Foto: David Kirouac/BEAUTIFUL SPORTS/picture alliance
Foto: David Kirouac/BEAUTIFUL SPORTS/picture alliance

A decisão do Canadá de retirar atletas da etapa de Lake Placid da Copa América de skeleton último no domingo (11) – uma medida que, segundo a atleta estadunidense Katie Uhlaender, lhe custou uma vaga nos Jogos Olímpicos de Inverno do mês que vem, em Milão Cortina – está sendo investigada pela Federação Internacional de Bobsleigh e Skeleton (IBSF).

Uhlaender, de 41 anos, bicampeã mundial em 2012, esperava somar pontos suficientes no ranking para se classificar para sua sexta Olimpíada antes do prazo final de 18 de janeiro.

Ela venceu a prova de desenvolvimento, mas a decisão do Canadá de retirar quatro atletas reduziu o número de participantes para menos de 21, diminuindo a quantidade de pontos disponíveis e acabando com as chances de Uhlaender competir em Milão-Cortina.

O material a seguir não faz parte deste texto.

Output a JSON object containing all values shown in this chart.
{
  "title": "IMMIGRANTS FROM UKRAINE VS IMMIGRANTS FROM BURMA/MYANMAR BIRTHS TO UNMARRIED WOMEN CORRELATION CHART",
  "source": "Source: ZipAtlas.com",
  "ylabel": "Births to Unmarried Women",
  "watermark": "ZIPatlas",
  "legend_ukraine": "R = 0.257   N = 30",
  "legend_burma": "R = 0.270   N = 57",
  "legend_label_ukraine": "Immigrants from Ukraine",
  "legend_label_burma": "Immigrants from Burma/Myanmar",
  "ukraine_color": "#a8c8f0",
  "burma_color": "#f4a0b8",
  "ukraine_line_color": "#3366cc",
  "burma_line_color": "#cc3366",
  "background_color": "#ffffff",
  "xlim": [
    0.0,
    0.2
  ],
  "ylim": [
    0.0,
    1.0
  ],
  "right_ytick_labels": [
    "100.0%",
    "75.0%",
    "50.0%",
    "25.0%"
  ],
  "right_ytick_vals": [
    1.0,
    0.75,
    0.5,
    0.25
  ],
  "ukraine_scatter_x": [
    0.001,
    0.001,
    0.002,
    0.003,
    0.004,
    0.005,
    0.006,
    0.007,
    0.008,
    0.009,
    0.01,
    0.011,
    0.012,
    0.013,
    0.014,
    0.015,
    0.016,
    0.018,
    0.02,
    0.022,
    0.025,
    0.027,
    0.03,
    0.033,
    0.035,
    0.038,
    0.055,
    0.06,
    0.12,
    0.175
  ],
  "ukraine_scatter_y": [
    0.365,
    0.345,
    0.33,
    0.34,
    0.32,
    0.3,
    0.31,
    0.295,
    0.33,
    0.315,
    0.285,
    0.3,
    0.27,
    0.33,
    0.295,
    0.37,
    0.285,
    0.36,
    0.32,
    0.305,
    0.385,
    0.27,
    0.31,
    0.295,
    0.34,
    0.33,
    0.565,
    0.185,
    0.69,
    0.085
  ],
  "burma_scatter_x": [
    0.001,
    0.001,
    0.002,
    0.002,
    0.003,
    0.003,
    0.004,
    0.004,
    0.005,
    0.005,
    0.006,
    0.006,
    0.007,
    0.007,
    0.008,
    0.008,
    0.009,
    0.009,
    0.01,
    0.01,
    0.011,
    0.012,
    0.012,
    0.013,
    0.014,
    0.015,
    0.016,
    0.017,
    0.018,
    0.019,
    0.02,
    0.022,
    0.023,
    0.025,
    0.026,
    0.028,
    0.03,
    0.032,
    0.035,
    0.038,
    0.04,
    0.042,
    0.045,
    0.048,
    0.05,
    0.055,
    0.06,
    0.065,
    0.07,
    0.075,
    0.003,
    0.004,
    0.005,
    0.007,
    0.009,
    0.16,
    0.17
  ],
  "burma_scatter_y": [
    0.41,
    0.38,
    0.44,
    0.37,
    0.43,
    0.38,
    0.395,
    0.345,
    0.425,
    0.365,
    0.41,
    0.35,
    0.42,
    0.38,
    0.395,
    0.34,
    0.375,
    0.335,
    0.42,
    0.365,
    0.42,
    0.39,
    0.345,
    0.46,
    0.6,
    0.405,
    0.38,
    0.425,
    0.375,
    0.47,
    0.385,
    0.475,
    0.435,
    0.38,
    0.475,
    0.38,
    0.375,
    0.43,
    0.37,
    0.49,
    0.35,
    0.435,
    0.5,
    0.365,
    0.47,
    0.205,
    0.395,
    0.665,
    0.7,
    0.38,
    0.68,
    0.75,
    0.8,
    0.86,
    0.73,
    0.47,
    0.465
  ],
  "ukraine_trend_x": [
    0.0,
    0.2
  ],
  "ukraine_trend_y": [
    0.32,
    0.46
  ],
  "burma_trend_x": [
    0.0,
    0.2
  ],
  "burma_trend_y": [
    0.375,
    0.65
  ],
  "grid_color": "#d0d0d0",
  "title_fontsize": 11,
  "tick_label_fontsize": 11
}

Uhlaender afirma que foi informada do plano pelo técnico canadense Joe Cecchini na sexta-feira e, em declarações publicadas pela agência alemã DW, disse: “Chorei quando descobri que ele tinha levado isso adiante.

Não sei se doeu mais o fato de meu amigo de 20 anos ter acabado com a minha carreira olímpica. Meu sonho olímpico acabou.” Ou, que meu melhor amigo de 20 anos esteja fazendo algo tão horrível que machuca tantas pessoas.”

A Bobsleigh Canada Skeleton (BCS) afirmou que a decisão de retirar os atletas foi tomada “após cuidadosa avaliação das necessidades do programa e em consulta com a IBSF”.

A BCS acrescentou que “continua confiante de que suas ações foram apropriadas, transparentes e alinhadas tanto com o bem-estar dos atletas quanto com a integridade do esporte”.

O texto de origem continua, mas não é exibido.